The MDG target of dealing comprehensively with the debt problems of developing countries has not been achieved in full. Despite HIPC and MDRI debt relief and corresponding increases in social expenditures, a large number of developing countries still spend more on debt servicing than on public education or health. In 2006, 10 developing countries spent more on debt service than on public education, and in 52 countries debt servicing amounted to more than the public health budget. Additional concessionary resources should be made available to vulnerable countries, and new efforts made to relieve the debt burdens of countries that are not part of the HIPC Initiative, including the establishment of a sovereign debt arbitration mechanism for countries under severe debt distress.

The framework for assessing debt sustainability should be kept under review. Even low levels of debt may not be sustainable if debt servicing crowds out public spending for the MDGs. Continued technical assistance and greater coordination is needed to support countries in strengthening their debt-management capacity.

Access to affordable essential medicines

The MDG target that aims, in cooperation with pharmaceutical companies, [to] provide access to affordable essential drugs in developing countries has served to mobilize resources and improve coordination aimed at increasing access to essential drugs and treatments to fight HIV/AIDS, malaria and tuberculosis in many countries. Access to essential medicines in developing countries, however, is far from adequate.

Part of the difficulty in assessing progress towards this commitment is the lack of a defined quantitative target. Efforts in defining such a target will improve the accountability of global actions to expand sustainable access to essential drugs. Information available in a number of countries suggests the existence of large gaps in the availability of medicines in both the public and private sectors as well as a wide variation in prices—much higher than the international reference prices (IRPs)—which render essential medicines unaffordable to poor people. New World Health Organization (WHO) estimates show that public sector availability of essential medicines covers only one third of needs, while private sector availability covers about two thirds. The prices people pay for lowest-priced generic medicines vary from 2.5 to 6.5 times the IRPs in the public and private sectors, respectively. The fact that some developing countries have better availability and lower prices shows that access to quality, assured, affordable essential medicines can be improved through stronger partnership among governments, pharmaceutical companies and civil society, including consumers.

Access to new technologies

The MDG target that aims, in cooperation with the private sector, [to] make available the benefits of new technologies, especially information and communications, has seen rapid progress in bridging the gap in the mobile phone sector, but large gaps remain in improving access to key technology (Internet with broadband access being a good example) that is essential to increasing productivity, sustaining economic growth and improving service delivery in such areas as health and education.
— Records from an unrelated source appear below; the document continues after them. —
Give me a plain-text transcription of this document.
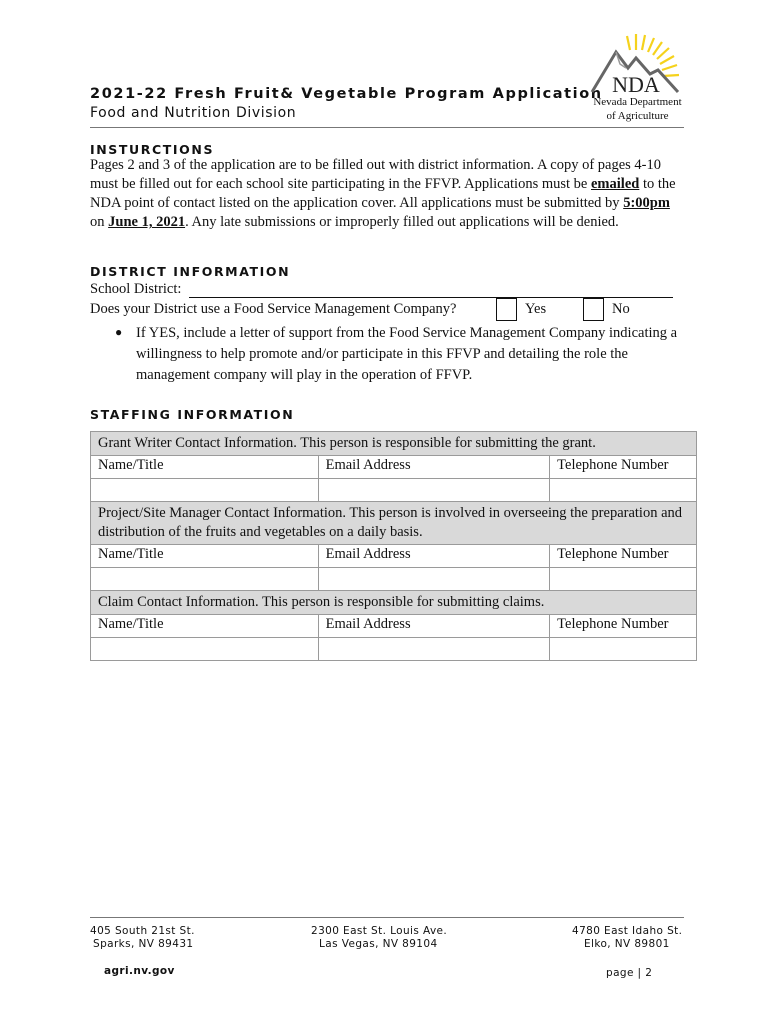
2021-22 Fresh Fruit& Vegetable Program Application
Food and Nutrition Division
NDA
Nevada Department
of Agriculture
INSTURCTIONS
Pages 2 and 3 of the application are to be filled out with district information. A copy of pages 4-10 must be filled out for each school site participating in the FFVP. Applications must be emailed to the NDA point of contact listed on the application cover. All applications must be submitted by 5:00pm on June 1, 2021. Any late submissions or improperly filled out applications will be denied.
DISTRICT INFORMATION
School District:
Does your District use a Food Service Management Company?	Yes	No
● If YES, include a letter of support from the Food Service Management Company indicating a willingness to help promote and/or participate in this FFVP and detailing the role the management company will play in the operation of FFVP.
STAFFING INFORMATION
Grant Writer Contact Information. This person is responsible for submitting the grant.		
Name/Title	Email Address	Telephone Number

Project/Site Manager Contact Information. This person is involved in overseeing the preparation and distribution of the fruits and vegetables on a daily basis.		
Name/Title	Email Address	Telephone Number

Claim Contact Information. This person is responsible for submitting claims.		
Name/Title	Email Address	Telephone Number

405 South 21st St.
Sparks, NV 89431
2300 East St. Louis Ave.
Las Vegas, NV 89104
4780 East Idaho St.
Elko, NV 89801
agri.nv.gov	page | 2
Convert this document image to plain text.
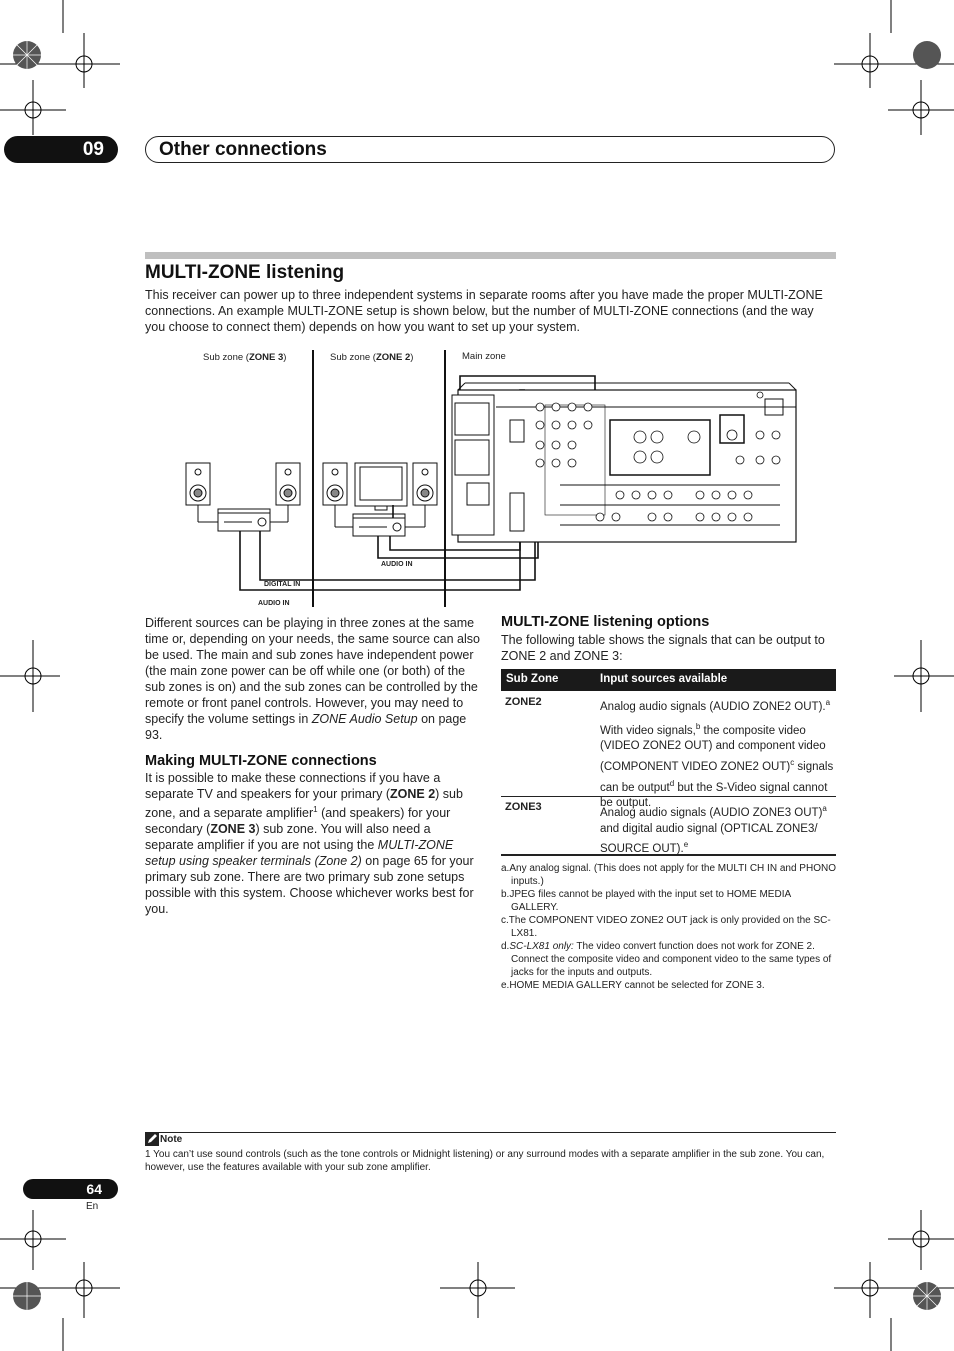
09	Other connections
MULTI-ZONE listening
This receiver can power up to three independent systems in separate rooms after you have made the proper MULTI-ZONE connections. An example MULTI-ZONE setup is shown below, but the number of MULTI-ZONE connections (and the way you choose to connect them) depends on how you want to set up your system.
Sub zone (ZONE 3)	Sub zone (ZONE 2)	Main zone
AUDIO IN
DIGITAL IN
AUDIO IN
Different sources can be playing in three zones at the same time or, depending on your needs, the same source can also be used. The main and sub zones have independent power (the main zone power can be off while one (or both) of the sub zones is on) and the sub zones can be controlled by the remote or front panel controls. However, you may need to specify the volume settings in ZONE Audio Setup on page 93.
Making MULTI-ZONE connections
It is possible to make these connections if you have a separate TV and speakers for your primary (ZONE 2) sub zone, and a separate amplifier$^1$ (and speakers) for your secondary (ZONE 3) sub zone. You will also need a separate amplifier if you are not using the MULTI-ZONE setup using speaker terminals (Zone 2) on page 65 for your primary sub zone. There are two primary sub zone setups possible with this system. Choose whichever works best for you.
MULTI-ZONE listening options
The following table shows the signals that can be output to ZONE 2 and ZONE 3:
Sub Zone	Input sources available
ZONE2	Analog audio signals (AUDIO ZONE2 OUT).$^a$
With video signals,$^b$ the composite video (VIDEO ZONE2 OUT) and component video (COMPONENT VIDEO ZONE2 OUT)$^c$ signals can be output$^d$ but the S-Video signal cannot be output.
ZONE3	Analog audio signals (AUDIO ZONE3 OUT)$^a$ and digital audio signal (OPTICAL ZONE3/ SOURCE OUT).$^e$
a.Any analog signal. (This does not apply for the MULTI CH IN and PHONO inputs.)
b.JPEG files cannot be played with the input set to HOME MEDIA GALLERY.
c.The COMPONENT VIDEO ZONE2 OUT jack is only provided on the SC-LX81.
d.SC-LX81 only: The video convert function does not work for ZONE 2. Connect the composite video and component video to the same types of jacks for the inputs and outputs.
e.HOME MEDIA GALLERY cannot be selected for ZONE 3.
Note
1 You can’t use sound controls (such as the tone controls or Midnight listening) or any surround modes with a separate amplifier in the sub zone. You can, however, use the features available with your sub zone amplifier.
64
En
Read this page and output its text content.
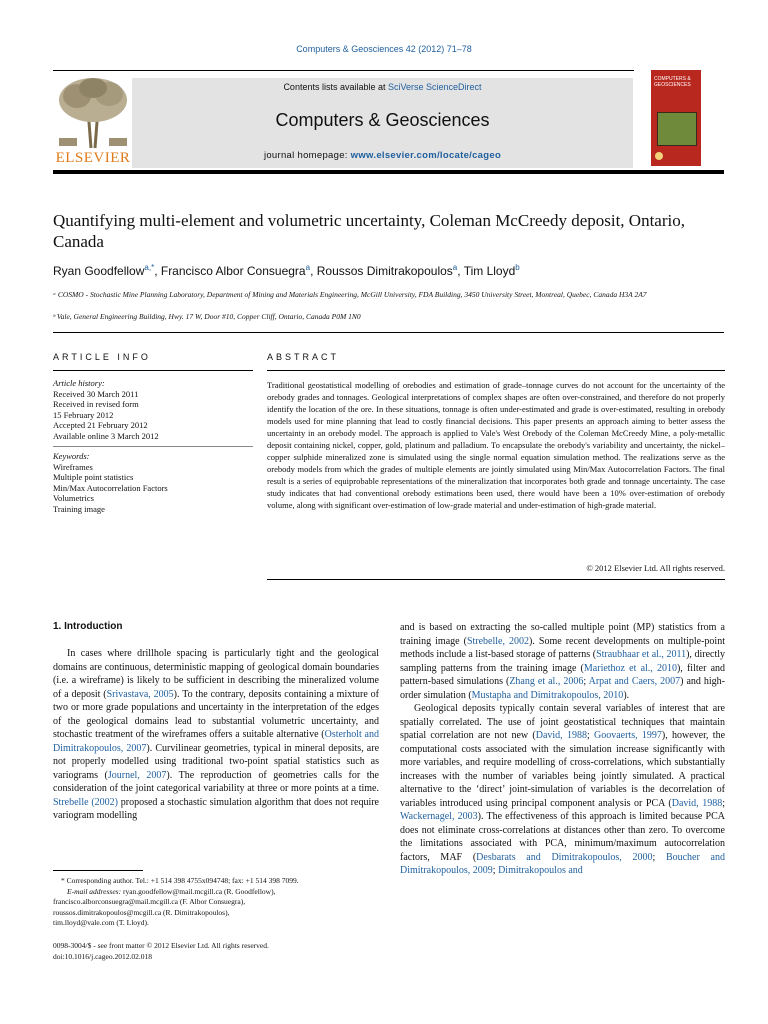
Computers & Geosciences 42 (2012) 71–78
ELSEVIER
Contents lists available at SciVerse ScienceDirect
Computers & Geosciences
journal homepage: www.elsevier.com/locate/cageo
COMPUTERS & GEOSCIENCES
Quantifying multi-element and volumetric uncertainty, Coleman McCreedy deposit, Ontario, Canada
Ryan Goodfellow$^{a,*}$, Francisco Albor Consuegra$^a$, Roussos Dimitrakopoulos$^a$, Tim Lloyd$^b$
ᵃ COSMO - Stochastic Mine Planning Laboratory, Department of Mining and Materials Engineering, McGill University, FDA Building, 3450 University Street, Montreal, Quebec, Canada H3A 2A7
ᵇ Vale, General Engineering Building, Hwy. 17 W, Door #10, Copper Cliff, Ontario, Canada P0M 1N0
ARTICLE INFO
Article history:
Received 30 March 2011
Received in revised form
15 February 2012
Accepted 21 February 2012
Available online 3 March 2012
Keywords:
Wireframes
Multiple point statistics
Min/Max Autocorrelation Factors
Volumetrics
Training image
ABSTRACT
Traditional geostatistical modelling of orebodies and estimation of grade–tonnage curves do not account for the uncertainty of the orebody grades and tonnages. Geological interpretations of complex shapes are often over-constrained, and therefore do not properly identify the location of the ore. In these situations, tonnage is often under-estimated and grade is over-estimated, resulting in orebody models used for mine planning that lead to costly financial decisions. This paper presents an approach aiming to better assess the uncertainty in an orebody model. The approach is applied to Vale's West Orebody of the Coleman McCreedy Mine, a poly-metallic deposit containing nickel, copper, gold, platinum and palladium. To encapsulate the orebody's variability and uncertainty, the nickel–copper sulphide mineralized zone is simulated using the single normal equation simulation method. The realizations serve as the orebody models from which the grades of multiple elements are jointly simulated using Min/Max Autocorrelation Factors. The final result is a series of equiprobable representations of the mineralization that incorporates both grade and tonnage uncertainty. The case study indicates that had conventional orebody estimations been used, there would have been a 10% over-estimation of orebody volume, along with significant over-estimation of low-grade material and under-estimation of high-grade material.
© 2012 Elsevier Ltd. All rights reserved.
1. Introduction

In cases where drillhole spacing is particularly tight and the geological domains are continuous, deterministic mapping of geological domain boundaries (i.e. a wireframe) is likely to be sufficient in describing the mineralized volume of a deposit (Srivastava, 2005). To the contrary, deposits containing a mixture of two or more grade populations and uncertainty in the interpretation of the edges of the geological domains lead to substantial volumetric uncertainty, and stochastic treatment of the wireframes offers a suitable alternative (Osterholt and Dimitrakopoulos, 2007). Curvilinear geometries, typical in mineral deposits, are not properly modelled using traditional two-point spatial statistics such as variograms (Journel, 2007). The reproduction of geometries calls for the consideration of the joint categorical variability at three or more points at a time. Strebelle (2002) proposed a stochastic simulation algorithm that does not require variogram modelling

and is based on extracting the so-called multiple point (MP) statistics from a training image (Strebelle, 2002). Some recent developments on multiple-point methods include a list-based storage of patterns (Straubhaar et al., 2011), directly sampling patterns from the training image (Mariethoz et al., 2010), filter and pattern-based simulations (Zhang et al., 2006; Arpat and Caers, 2007) and high-order simulation (Mustapha and Dimitrakopoulos, 2010).

Geological deposits typically contain several variables of interest that are spatially correlated. The use of joint geostatistical techniques that maintain spatial correlation are not new (David, 1988; Goovaerts, 1997), however, the computational costs associated with the simulation increase significantly with more variables, and require modelling of cross-correlations, which substantially increases with the number of variables being jointly simulated. A practical alternative to the ‘direct’ joint-simulation of variables is the decorrelation of variables introduced using principal component analysis or PCA (David, 1988; Wackernagel, 2003). The effectiveness of this approach is limited because PCA does not eliminate cross-correlations at distances other than zero. To overcome the limitations associated with PCA, minimum/maximum autocorrelation factors, MAF (Desbarats and Dimitrakopoulos, 2000; Boucher and Dimitrakopoulos, 2009; Dimitrakopoulos and

* Corresponding author. Tel.: +1 514 398 4755x094748; fax: +1 514 398 7099.
E-mail addresses: ryan.goodfellow@mail.mcgill.ca (R. Goodfellow),
francisco.alborconsuegra@mail.mcgill.ca (F. Albor Consuegra),
roussos.dimitrakopoulos@mcgill.ca (R. Dimitrakopoulos),
tim.lloyd@vale.com (T. Lloyd).
0098-3004/$ - see front matter © 2012 Elsevier Ltd. All rights reserved.
doi:10.1016/j.cageo.2012.02.018
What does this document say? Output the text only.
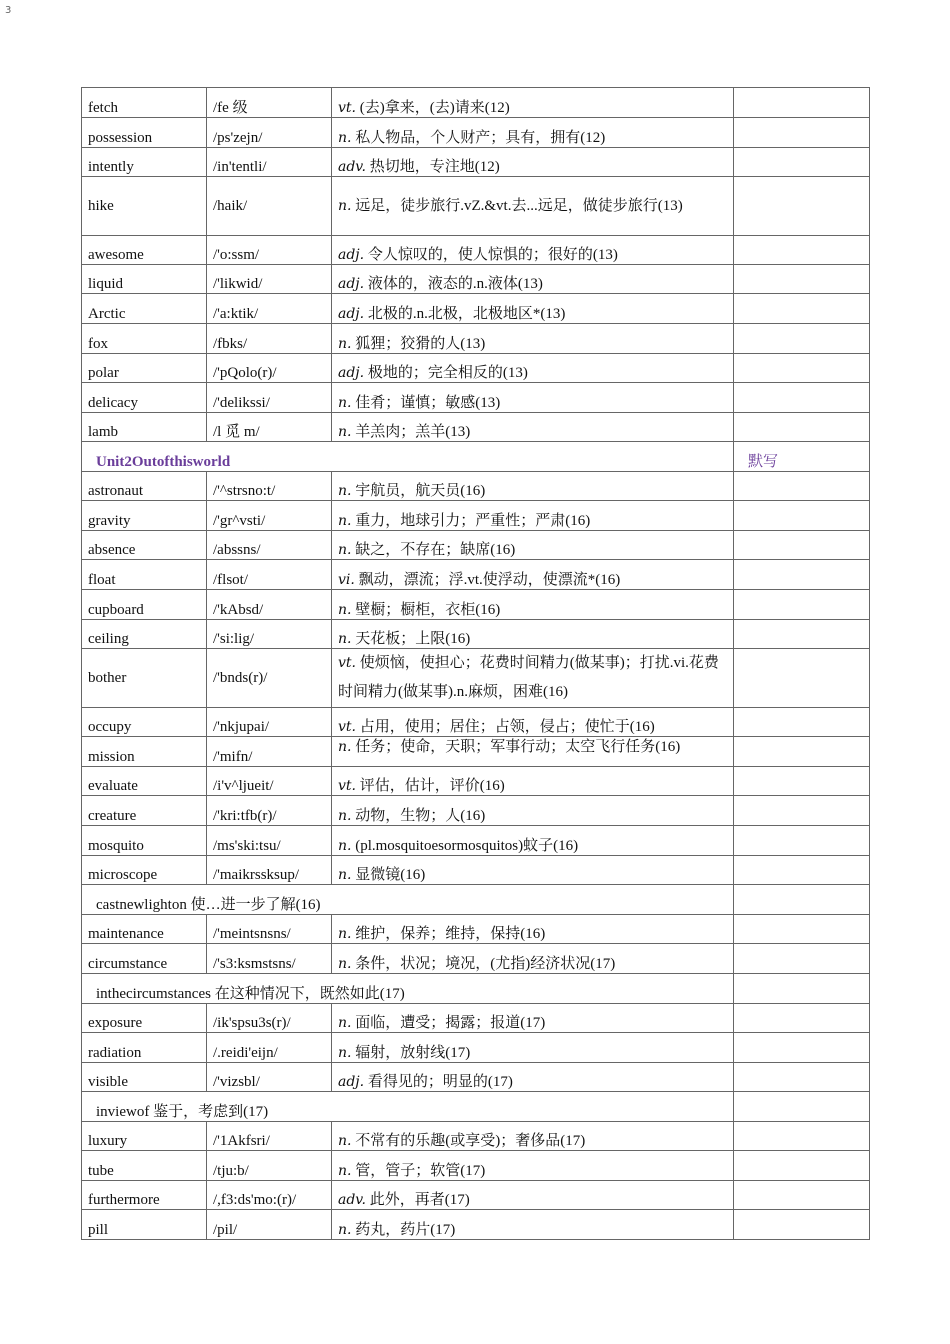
3
fetch	/fe 级	vt. (去)拿来，(去)请来(12)	
possession	/ps'zejn/	n. 私人物品，个人财产；具有，拥有(12)	
intently	/in'tentli/	adv. 热切地，专注地(12)	
hike	/haik/	n. 远足，徒步旅行.vZ.&vt.去...远足，做徒步旅行(13)	
awesome	/'o:ssm/	adj. 令人惊叹的，使人惊惧的；很好的(13)	
liquid	/'likwid/	adj. 液体的，液态的.n.液体(13)	
Arctic	/'a:ktik/	adj. 北极的.n.北极，北极地区*(13)	
fox	/fbks/	n. 狐狸；狡猾的人(13)	
polar	/'pQolo(r)/	adj. 极地的；完全相反的(13)	
delicacy	/'delikssi/	n. 佳肴；谨慎；敏感(13)	
lamb	/l 觅 m/	n. 羊羔肉；羔羊(13)	
Unit2Outofthisworld			默写
astronaut	/'^strsno:t/	n. 宇航员，航天员(16)	
gravity	/'gr^vsti/	n. 重力，地球引力；严重性；严肃(16)	
absence	/abssns/	n. 缺之，不存在；缺席(16)	
float	/flsot/	vi. 飘动，漂流；浮.vt.使浮动，使漂流*(16)	
cupboard	/'kAbsd/	n. 壁橱；橱柜，衣柜(16)	
ceiling	/'si:lig/	n. 天花板；上限(16)	
bother	/'bnds(r)/	vt. 使烦恼，使担心；花费时间精力(做某事)；打扰.vi.花费时间精力(做某事).n.麻烦，困难(16)	
occupy	/'nkjupai/	vt. 占用，使用；居住；占领，侵占；使忙于(16)	
mission	/'mifn/	n. 任务；使命，天职；军事行动；太空飞行任务(16)	
evaluate	/i'v^ljueit/	vt. 评估，估计，评价(16)	
creature	/'kri:tfb(r)/	n. 动物，生物；人(16)	
mosquito	/ms'ski:tsu/	n. (pl.mosquitoesormosquitos)蚊子(16)	
microscope	/'maikrssksup/	n. 显微镜(16)	
castnewlighton 使…进一步了解(16)			
maintenance	/'meintsnsns/	n. 维护，保养；维持，保持(16)	
circumstance	/'s3:ksmstsns/	n. 条件，状况；境况，(尤指)经济状况(17)	
inthecircumstances 在这种情况下，既然如此(17)			
exposure	/ik'spsu3s(r)/	n. 面临，遭受；揭露；报道(17)	
radiation	/.reidi'eijn/	n. 辐射，放射线(17)	
visible	/'vizsbl/	adj. 看得见的；明显的(17)	
inviewof 鉴于，考虑到(17)			
luxury	/'1Akfsri/	n. 不常有的乐趣(或享受)；奢侈品(17)	
tube	/tju:b/	n. 管，管子；软管(17)	
furthermore	/,f3:ds'mo:(r)/	adv. 此外，再者(17)	
pill	/pil/	n. 药丸，药片(17)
Part of the difficulty in assessing progress in this area is the lack of numerical targets regarding delivery on global commitments. While there has been significant expansion of mobile telephony and computers in developing countries, the digital divide in the access to modern technology is widening between developed and developing countries. Deficits in complementary infrastructure, such as limited coverage of electricity supply in the low-income developing countries, are preventing faster penetration of information and communication technologies (ICT).

Recent emerging issues in development require stronger commitments and development cooperation. The recent food crisis and the challenges of climate change facing developing countries require more flexible approaches to accelerating the transfer of technology for agricultural development, improved access to essential medicines and adaptation to climate change.